Nomination Committee Terms of Reference

1. Objectives

To assist the Board in establishing the appropriate structure, size and composition of the Board and in identifying candidates for election and appointment to the Board.

2. Membership

The Committee shall be composed of such directors as may be designated by the Board from time to time.

3. Secretary

The Committee shall appoint a secretary who shall attend all meetings and prepare minutes.

4. Committee Responsibilities

  1. To identify and nominate for the approval of the Board candidates for new Board positions or to fill Board vacancies from time to time;
  2. To consider, and make recommendations to the Board concerning, succession plans for directors and re-election of directors upon retirement by rotation or upon conclusion of their terms;
  3. To review for suitability the structure, size and composition of the Board;
  4. To evaluate annually the performance of directors; and
  5. To provide a statement about its activities for the annual report.

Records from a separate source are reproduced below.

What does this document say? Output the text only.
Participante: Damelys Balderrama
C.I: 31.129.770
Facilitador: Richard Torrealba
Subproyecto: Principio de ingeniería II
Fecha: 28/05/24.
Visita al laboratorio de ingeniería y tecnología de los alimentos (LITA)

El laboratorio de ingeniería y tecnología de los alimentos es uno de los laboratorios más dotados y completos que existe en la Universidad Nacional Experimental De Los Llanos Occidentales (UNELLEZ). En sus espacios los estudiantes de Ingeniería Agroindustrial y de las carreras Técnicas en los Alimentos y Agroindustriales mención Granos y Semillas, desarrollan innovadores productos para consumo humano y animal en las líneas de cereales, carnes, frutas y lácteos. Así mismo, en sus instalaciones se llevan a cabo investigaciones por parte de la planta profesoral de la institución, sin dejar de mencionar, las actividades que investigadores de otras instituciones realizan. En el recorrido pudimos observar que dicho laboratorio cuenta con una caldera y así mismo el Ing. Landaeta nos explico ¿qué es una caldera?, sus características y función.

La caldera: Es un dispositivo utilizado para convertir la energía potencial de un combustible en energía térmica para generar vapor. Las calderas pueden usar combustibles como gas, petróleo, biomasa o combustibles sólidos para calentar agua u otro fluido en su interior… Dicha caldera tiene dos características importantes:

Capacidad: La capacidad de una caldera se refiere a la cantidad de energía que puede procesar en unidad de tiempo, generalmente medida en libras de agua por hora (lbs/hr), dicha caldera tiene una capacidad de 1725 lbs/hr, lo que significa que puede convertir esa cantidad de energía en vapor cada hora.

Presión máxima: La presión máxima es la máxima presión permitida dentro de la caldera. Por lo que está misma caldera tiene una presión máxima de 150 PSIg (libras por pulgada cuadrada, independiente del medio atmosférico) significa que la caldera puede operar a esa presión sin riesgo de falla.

5. Delegation of Board Authority

  1. The Committee shall have the authority reasonably necessary to discharge the Committee Responsibilities.
  2. The Committee shall have authority to engage professional advisers at the Company’s expense and to seek such advice or information as it deems reasonable to enable it to discharge the Committee Responsibilities.
  3. The Committee shall have authority to seek from any group company employee any information it reasonably requires to discharge the Committee Responsibilities.